To make your case in this situation, it is important to present a record of effective remote work, says Kevin Rockmann, a management professor at George Mason University who studies telework. That can mean specifying on your résumé what you accomplished in previous jobs without in-person oversight.

Another key is asking questions during interviews to understand your prospective manager’s reservations. If the boss is worried about slow response times, for example, you could talk up your habit of answering email and Slack messages right away.

“You could even have your references speak to that,” Rockmann says.

Price of freedom

Leaders generally prefer to keep employees where they can see them, but it is possible to spin remote work as a headache reducer for your would-be manager.

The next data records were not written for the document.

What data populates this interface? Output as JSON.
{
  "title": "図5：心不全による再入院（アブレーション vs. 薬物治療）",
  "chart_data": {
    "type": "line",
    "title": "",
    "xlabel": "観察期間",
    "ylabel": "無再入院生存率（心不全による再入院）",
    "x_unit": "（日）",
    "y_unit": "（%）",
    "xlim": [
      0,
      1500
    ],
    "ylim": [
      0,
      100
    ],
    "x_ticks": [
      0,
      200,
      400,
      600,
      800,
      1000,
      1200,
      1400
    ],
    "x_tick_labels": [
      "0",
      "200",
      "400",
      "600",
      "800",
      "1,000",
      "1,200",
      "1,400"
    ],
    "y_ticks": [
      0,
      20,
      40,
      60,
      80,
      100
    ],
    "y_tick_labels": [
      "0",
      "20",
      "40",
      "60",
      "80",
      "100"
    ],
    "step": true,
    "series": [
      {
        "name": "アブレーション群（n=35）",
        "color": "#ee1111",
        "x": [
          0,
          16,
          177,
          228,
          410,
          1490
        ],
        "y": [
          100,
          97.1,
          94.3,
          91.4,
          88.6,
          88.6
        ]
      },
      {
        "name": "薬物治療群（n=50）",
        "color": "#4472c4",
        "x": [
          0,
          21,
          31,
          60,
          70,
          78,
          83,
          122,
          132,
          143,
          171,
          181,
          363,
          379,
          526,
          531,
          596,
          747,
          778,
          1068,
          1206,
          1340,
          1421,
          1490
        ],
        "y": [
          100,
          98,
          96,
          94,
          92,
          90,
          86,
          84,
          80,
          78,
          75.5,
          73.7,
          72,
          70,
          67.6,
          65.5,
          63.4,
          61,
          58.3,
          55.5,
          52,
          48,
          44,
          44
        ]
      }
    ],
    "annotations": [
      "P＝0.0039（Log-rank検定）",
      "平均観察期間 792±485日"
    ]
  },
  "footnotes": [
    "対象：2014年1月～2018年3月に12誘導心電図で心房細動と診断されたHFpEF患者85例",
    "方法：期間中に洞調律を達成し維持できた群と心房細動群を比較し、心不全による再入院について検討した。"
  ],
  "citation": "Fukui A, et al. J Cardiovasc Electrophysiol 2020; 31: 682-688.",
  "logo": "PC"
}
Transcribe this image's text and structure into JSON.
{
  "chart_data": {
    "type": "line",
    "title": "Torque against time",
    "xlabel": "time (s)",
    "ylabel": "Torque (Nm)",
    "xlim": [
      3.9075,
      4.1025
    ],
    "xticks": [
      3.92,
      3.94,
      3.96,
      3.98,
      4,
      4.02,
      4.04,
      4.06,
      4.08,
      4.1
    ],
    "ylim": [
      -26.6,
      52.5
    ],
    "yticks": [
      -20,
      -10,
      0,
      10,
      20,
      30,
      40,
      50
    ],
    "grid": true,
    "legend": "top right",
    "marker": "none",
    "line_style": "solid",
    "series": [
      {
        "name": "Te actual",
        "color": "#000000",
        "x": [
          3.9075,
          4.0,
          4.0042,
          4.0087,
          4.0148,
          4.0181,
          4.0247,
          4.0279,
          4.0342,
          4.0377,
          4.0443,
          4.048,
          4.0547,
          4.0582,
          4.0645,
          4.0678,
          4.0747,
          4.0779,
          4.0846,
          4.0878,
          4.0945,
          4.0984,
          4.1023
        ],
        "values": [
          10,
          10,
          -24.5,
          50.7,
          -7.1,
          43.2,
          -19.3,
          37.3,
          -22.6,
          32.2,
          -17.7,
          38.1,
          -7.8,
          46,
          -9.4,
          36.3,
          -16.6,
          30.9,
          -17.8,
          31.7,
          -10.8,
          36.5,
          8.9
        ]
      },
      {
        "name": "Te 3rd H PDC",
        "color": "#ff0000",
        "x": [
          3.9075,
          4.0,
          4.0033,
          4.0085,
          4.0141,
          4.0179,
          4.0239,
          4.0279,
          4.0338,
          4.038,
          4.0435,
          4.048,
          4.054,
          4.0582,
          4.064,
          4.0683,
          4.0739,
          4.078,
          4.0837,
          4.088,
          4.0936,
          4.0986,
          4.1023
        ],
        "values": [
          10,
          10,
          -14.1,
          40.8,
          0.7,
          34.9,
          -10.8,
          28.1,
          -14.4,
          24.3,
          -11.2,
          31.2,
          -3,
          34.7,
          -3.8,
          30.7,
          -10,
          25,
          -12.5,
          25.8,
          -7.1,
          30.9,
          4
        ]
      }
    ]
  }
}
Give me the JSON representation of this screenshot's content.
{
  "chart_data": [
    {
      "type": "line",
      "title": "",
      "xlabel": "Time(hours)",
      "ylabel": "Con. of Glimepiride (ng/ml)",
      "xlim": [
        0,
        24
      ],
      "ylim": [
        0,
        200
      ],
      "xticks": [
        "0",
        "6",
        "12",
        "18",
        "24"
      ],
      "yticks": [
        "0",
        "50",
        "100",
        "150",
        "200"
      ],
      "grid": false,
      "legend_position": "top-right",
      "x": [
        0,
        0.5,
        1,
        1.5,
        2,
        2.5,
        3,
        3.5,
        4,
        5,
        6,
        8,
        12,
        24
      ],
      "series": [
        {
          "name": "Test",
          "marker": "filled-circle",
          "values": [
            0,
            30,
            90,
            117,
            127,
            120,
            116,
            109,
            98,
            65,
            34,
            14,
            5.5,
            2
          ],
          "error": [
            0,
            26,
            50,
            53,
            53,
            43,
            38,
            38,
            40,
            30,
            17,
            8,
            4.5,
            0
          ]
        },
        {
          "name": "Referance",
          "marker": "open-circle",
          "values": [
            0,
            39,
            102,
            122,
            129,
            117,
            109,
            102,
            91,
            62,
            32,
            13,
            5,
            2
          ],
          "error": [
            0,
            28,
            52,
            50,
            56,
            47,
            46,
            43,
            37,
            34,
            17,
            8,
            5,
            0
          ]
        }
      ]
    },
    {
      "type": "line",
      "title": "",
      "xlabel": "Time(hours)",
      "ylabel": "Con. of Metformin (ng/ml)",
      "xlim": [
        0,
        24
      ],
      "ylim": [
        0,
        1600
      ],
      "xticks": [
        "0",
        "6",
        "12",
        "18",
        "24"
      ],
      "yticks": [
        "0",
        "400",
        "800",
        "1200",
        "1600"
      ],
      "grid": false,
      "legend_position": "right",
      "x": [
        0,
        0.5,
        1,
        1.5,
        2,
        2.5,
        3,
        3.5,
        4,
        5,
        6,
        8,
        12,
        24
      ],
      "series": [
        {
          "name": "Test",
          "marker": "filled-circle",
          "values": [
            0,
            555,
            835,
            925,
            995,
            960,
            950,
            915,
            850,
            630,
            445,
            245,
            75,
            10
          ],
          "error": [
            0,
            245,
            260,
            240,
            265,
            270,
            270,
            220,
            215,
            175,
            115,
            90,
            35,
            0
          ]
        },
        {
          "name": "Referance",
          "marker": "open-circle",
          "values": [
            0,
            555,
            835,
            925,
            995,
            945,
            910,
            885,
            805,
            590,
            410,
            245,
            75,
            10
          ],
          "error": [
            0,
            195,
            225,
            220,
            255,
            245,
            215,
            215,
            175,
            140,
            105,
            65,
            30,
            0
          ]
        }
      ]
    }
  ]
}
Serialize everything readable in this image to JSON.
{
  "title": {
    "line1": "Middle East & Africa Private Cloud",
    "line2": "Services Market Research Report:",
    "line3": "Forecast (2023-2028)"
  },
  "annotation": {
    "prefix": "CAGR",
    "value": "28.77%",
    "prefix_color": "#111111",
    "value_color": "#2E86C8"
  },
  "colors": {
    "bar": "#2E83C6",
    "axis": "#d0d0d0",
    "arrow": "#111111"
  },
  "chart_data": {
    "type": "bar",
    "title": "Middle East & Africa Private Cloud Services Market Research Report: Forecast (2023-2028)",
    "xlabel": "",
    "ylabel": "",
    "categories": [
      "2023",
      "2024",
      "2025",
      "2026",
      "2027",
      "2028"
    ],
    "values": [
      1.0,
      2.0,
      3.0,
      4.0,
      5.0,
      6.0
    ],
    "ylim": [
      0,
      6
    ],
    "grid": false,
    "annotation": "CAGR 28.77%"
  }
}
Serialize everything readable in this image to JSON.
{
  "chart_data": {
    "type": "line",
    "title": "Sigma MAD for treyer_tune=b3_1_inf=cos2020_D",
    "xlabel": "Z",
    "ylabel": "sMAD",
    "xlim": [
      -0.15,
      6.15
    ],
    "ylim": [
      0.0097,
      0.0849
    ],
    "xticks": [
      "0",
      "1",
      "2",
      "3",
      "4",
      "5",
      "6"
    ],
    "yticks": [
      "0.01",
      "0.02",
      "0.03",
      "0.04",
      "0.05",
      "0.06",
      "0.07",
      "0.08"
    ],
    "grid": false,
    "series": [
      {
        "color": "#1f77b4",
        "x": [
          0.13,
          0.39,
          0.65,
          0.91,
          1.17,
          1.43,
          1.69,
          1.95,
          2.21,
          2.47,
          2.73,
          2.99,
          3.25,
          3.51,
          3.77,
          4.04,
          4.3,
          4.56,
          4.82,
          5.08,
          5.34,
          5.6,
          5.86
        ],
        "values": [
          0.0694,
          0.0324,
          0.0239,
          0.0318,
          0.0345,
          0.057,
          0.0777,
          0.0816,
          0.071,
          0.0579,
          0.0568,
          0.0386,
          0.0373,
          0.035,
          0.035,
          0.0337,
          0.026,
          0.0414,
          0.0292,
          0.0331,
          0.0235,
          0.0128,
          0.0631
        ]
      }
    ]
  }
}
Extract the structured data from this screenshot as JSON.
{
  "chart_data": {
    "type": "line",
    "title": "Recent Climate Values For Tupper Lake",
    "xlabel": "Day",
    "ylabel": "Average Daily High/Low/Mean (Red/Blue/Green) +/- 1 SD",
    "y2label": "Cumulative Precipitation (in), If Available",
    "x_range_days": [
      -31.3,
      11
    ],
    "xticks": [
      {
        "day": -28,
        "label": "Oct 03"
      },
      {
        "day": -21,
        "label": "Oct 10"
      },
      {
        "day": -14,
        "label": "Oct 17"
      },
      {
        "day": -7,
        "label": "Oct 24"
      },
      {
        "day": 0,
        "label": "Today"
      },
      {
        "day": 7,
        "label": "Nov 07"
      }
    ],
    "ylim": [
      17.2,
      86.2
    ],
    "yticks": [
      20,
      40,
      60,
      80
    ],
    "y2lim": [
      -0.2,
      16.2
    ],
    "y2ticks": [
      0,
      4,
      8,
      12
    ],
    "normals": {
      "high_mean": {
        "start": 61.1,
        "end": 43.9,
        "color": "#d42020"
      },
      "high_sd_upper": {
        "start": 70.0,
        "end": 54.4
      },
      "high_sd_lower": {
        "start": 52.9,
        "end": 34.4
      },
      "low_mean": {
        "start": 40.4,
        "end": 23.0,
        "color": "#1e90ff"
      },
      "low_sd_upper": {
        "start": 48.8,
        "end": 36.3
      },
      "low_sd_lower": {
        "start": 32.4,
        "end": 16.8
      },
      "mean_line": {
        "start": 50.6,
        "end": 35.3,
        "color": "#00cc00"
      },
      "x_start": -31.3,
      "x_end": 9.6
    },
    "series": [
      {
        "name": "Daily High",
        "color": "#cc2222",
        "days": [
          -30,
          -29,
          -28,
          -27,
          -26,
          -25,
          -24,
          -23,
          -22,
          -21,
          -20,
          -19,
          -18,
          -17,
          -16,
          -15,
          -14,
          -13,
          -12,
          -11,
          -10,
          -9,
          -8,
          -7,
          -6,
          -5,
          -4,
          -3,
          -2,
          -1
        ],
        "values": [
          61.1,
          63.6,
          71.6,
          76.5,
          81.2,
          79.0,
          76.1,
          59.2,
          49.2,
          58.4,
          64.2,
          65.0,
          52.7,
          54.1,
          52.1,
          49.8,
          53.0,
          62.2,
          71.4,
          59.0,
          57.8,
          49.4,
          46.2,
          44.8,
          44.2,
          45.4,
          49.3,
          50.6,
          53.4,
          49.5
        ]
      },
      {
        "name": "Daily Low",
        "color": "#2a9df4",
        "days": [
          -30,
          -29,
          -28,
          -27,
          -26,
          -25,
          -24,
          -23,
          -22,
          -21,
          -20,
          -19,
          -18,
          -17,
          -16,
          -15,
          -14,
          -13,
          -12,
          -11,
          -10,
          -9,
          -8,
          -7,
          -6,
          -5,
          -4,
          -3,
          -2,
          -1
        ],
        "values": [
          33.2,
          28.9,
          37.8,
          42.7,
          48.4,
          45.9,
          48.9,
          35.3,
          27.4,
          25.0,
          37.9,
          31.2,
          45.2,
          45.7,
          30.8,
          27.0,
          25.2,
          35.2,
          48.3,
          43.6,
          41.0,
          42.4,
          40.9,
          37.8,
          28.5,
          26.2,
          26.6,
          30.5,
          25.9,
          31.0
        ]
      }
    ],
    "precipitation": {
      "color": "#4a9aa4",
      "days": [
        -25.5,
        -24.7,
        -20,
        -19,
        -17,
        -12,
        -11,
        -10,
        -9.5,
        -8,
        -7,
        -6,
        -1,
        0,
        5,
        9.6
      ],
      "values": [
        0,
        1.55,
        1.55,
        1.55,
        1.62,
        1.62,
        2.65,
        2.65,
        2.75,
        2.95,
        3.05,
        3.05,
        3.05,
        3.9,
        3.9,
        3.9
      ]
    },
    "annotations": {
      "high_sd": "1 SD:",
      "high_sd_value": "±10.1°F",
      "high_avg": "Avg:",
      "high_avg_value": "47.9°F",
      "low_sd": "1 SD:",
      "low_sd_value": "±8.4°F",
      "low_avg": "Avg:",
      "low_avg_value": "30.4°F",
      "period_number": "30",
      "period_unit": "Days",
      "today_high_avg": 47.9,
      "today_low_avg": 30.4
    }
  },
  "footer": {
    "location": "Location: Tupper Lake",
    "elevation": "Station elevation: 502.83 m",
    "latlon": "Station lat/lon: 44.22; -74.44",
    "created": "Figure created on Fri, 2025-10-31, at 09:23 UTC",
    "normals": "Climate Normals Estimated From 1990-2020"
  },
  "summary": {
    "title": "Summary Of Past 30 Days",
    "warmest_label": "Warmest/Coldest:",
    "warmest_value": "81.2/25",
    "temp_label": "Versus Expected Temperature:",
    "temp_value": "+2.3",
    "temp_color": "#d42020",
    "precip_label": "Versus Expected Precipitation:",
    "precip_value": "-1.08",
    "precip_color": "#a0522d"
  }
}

The key is positioning yourself as a hire who will deliver results with zero office drama.

“Most employers wouldn’t say this, but some like it because the relationship tends to be more transactional,” says Keith Wolf, managing partner at the recruiting firm Murray Resources.

He says the no-fuss pitch tends to work best when a candidate has performed a nearly identical job in the past.

MG
Matt Grant is looking for a software-engineering job he can do from home in Newport, R.I. Andrea Hansen

Software engineer Matt Grant is running into this while interviewing for remote jobs. If his experience isn’t an exact fit, companies tend to move on.

He remains confident for now because he has been remote for years and has a solid reason for wanting to work from home in Newport, R.I. His wife owns a small business there.

“If this job hunt that I’m on extends more than a couple of months, that might change my calculation,” he says.

Grant, wisely, has considered how long he can afford to hold out and how much pay he might be willing to forgo to avoid commuting to Boston or Providence.

For all but the most sought-after workers, landing a remote job can involve answering a tough question: What is working from home worth to you?